Postby gurey25 » Mon May 06, 2013 6:55 pm

your link

http://www.wardheernews.com/Articles_20 ... y_said.pdf
confirms what i said, that there were no oromo in the north of somalia, unless you consider Akisho and gurgura and their dir cousins to be oromo.
The location of the oromo homeland is well known and is no mystery, and their expansion in the mid 1500's is also well documented.
Their previous expansion south and assimilation of the gabra and jiddi by jiddi i assume they mean the current clan within the digil/mirifle confederation and garre.
The garre are somali and they claim to have escaped a 100 year enslavement by the oromo, this is why their language is similiar to borona.

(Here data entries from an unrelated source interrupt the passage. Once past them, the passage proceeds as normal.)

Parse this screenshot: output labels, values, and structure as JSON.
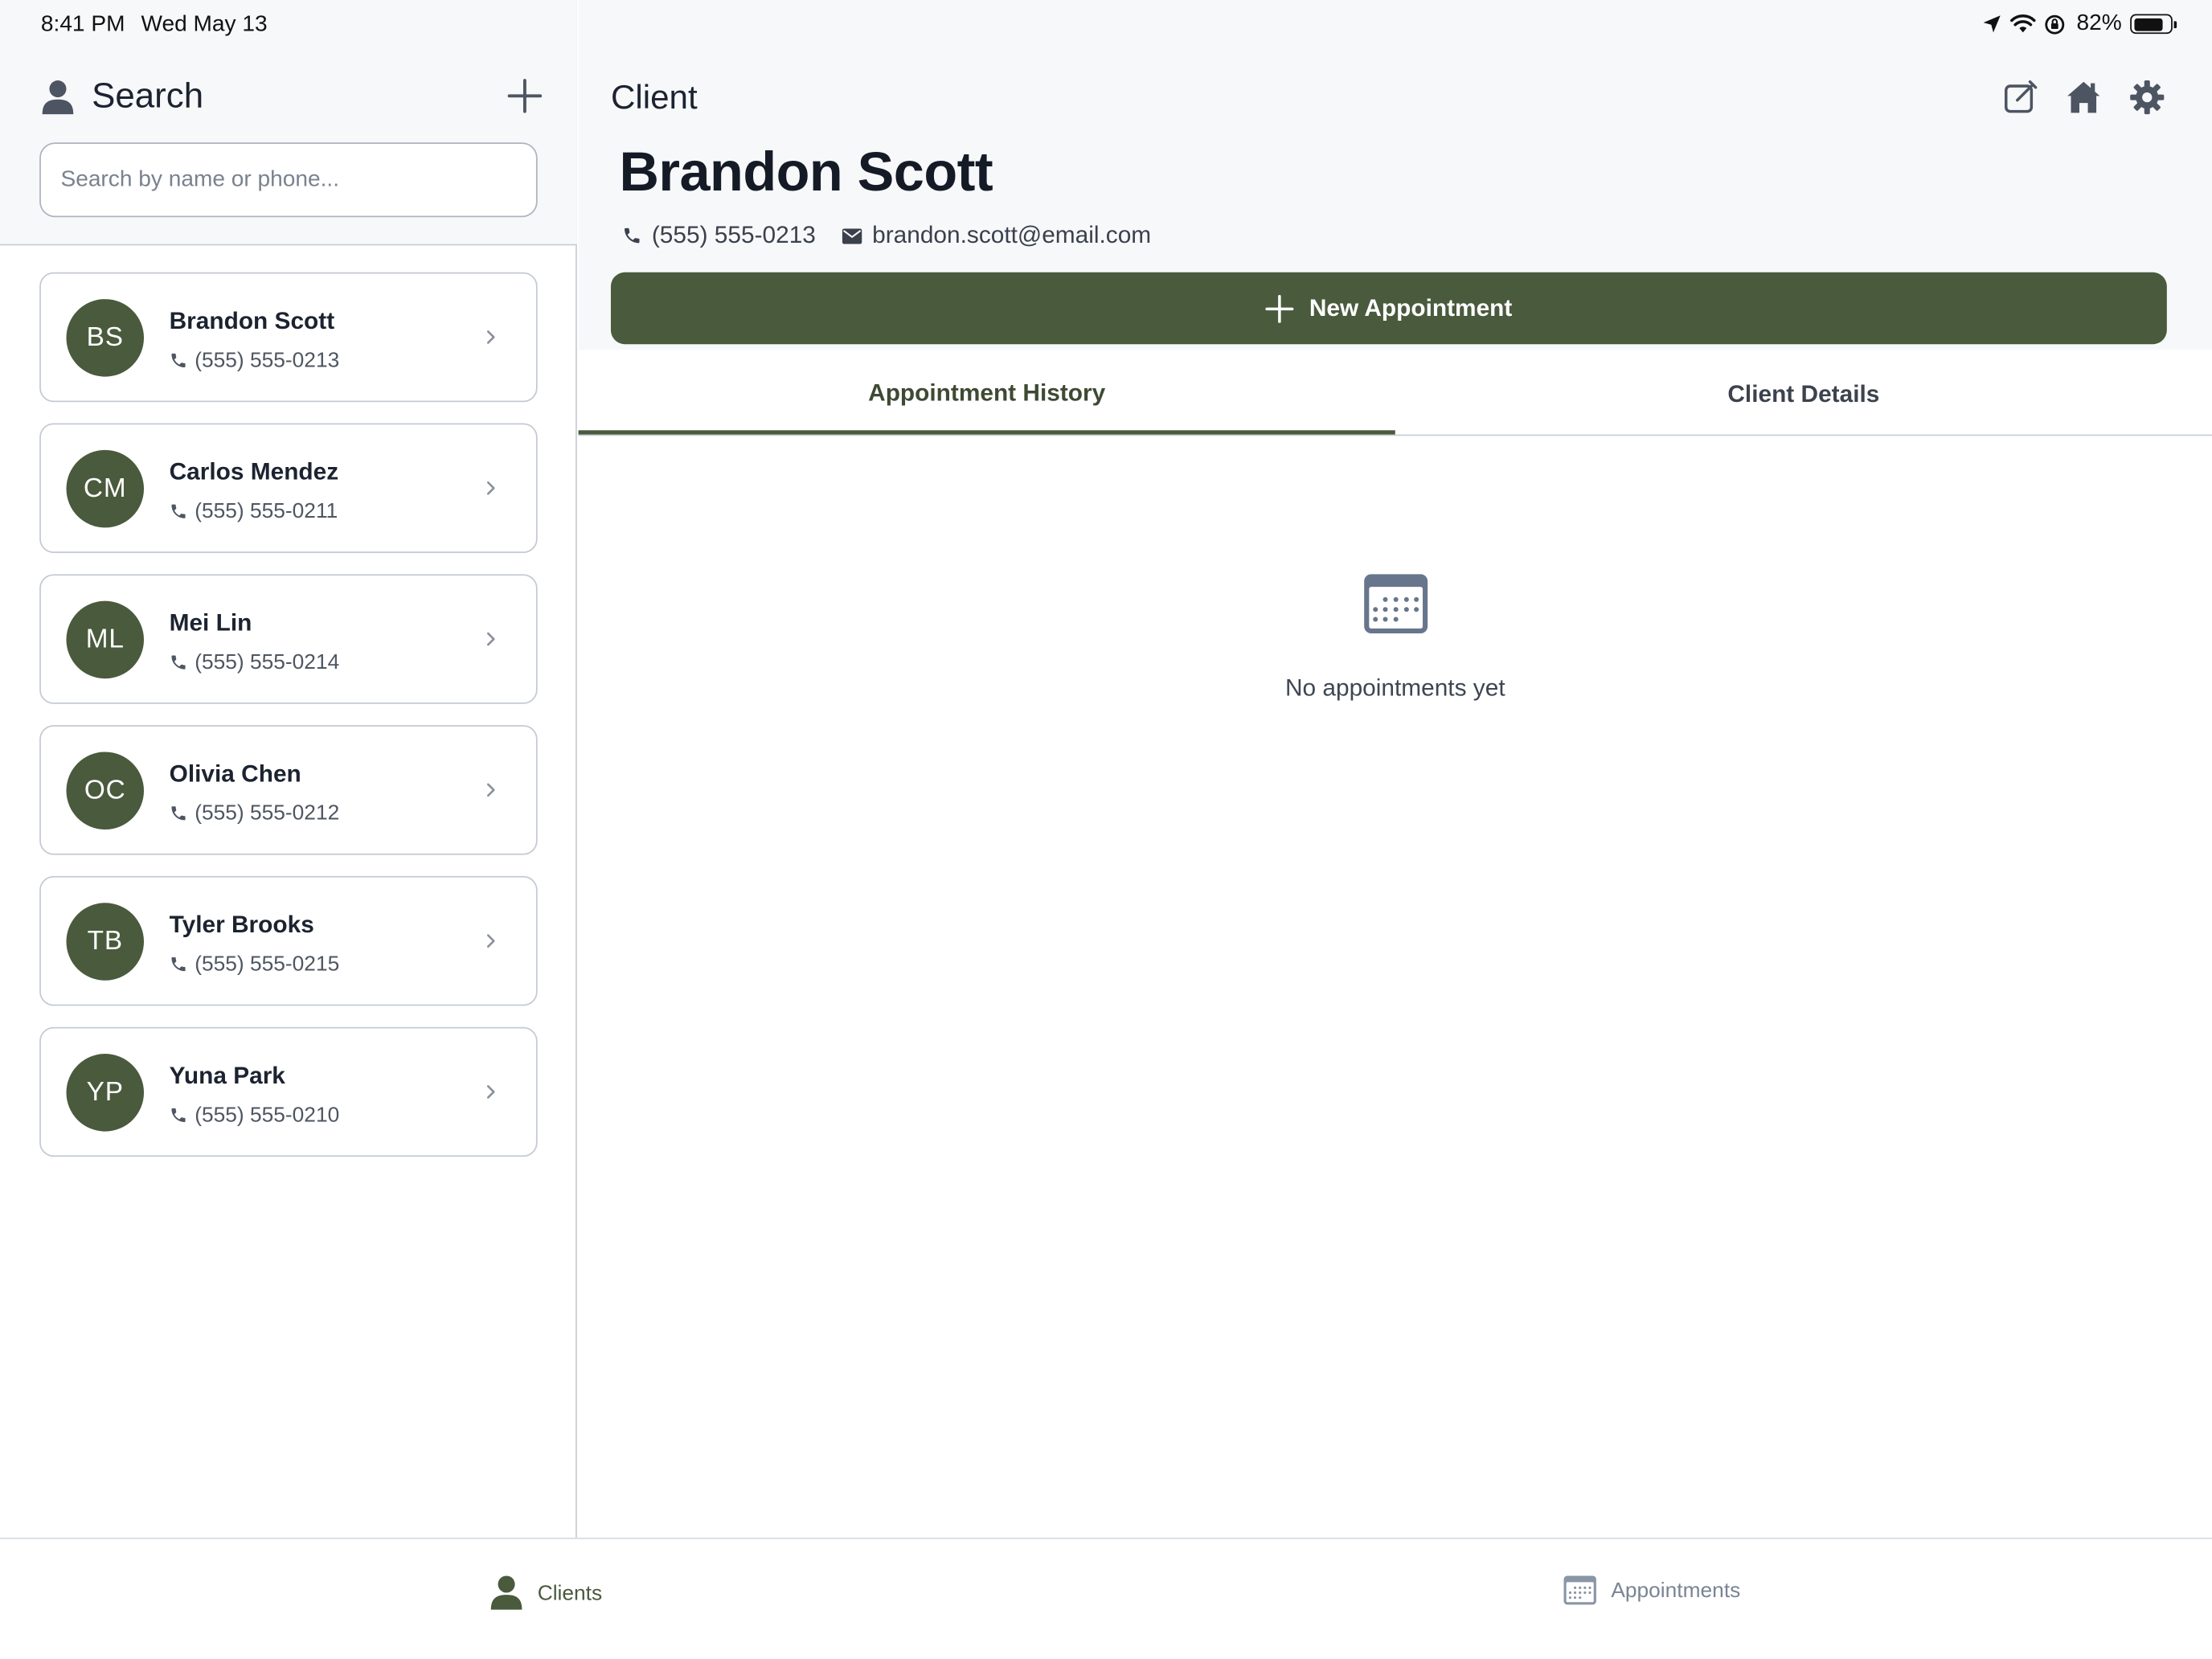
{
  "status_bar": {
    "time": "8:41 PM",
    "date": "Wed May 13",
    "battery": "82%"
  },
  "sidebar": {
    "title": "Search",
    "search_placeholder": "Search by name or phone...",
    "clients": [
      {
        "initials": "BS",
        "name": "Brandon Scott",
        "phone": "(555) 555-0213"
      },
      {
        "initials": "CM",
        "name": "Carlos Mendez",
        "phone": "(555) 555-0211"
      },
      {
        "initials": "ML",
        "name": "Mei Lin",
        "phone": "(555) 555-0214"
      },
      {
        "initials": "OC",
        "name": "Olivia Chen",
        "phone": "(555) 555-0212"
      },
      {
        "initials": "TB",
        "name": "Tyler Brooks",
        "phone": "(555) 555-0215"
      },
      {
        "initials": "YP",
        "name": "Yuna Park",
        "phone": "(555) 555-0210"
      }
    ]
  },
  "main": {
    "title": "Client",
    "client_name": "Brandon Scott",
    "phone": "(555) 555-0213",
    "email": "brandon.scott@email.com",
    "new_appointment_label": "New Appointment",
    "tabs": [
      {
        "label": "Appointment History",
        "active": true
      },
      {
        "label": "Client Details",
        "active": false
      }
    ],
    "empty_text": "No appointments yet"
  },
  "tab_bar": {
    "items": [
      {
        "label": "Clients",
        "active": true
      },
      {
        "label": "Appointments",
        "active": false
      }
    ]
  },
  "colors": {
    "accent": "#4a5a3d",
    "panel_bg": "#f7f8fa",
    "border": "#c9ced6",
    "muted_text": "#7a8493"
  }
}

draft animals and rice is not the issue because rice is not native to the region,
the people in east africa till the introduction of corn by the europeans from america cultivated millets.
Pearl millet, Finger Millet and Sorghum all over the region as far south as tanzania and in the ethiopian highlands and both the riverine regions in somalia and the north.
Teff,Wheat( ancient varieties such as emmer from the fertile cresent), barley and Teff where grown in Ethiopia, you had bannanas and ensete in the region too very early)
rice doesnt come into the picture although it could have done well in the riverine regions.

Its more likely that unstable climatic conditions where the cause of no large civilization forming in the region.
unless maybe you could consider the shungwayo bantu civiliation in the Jubba valley.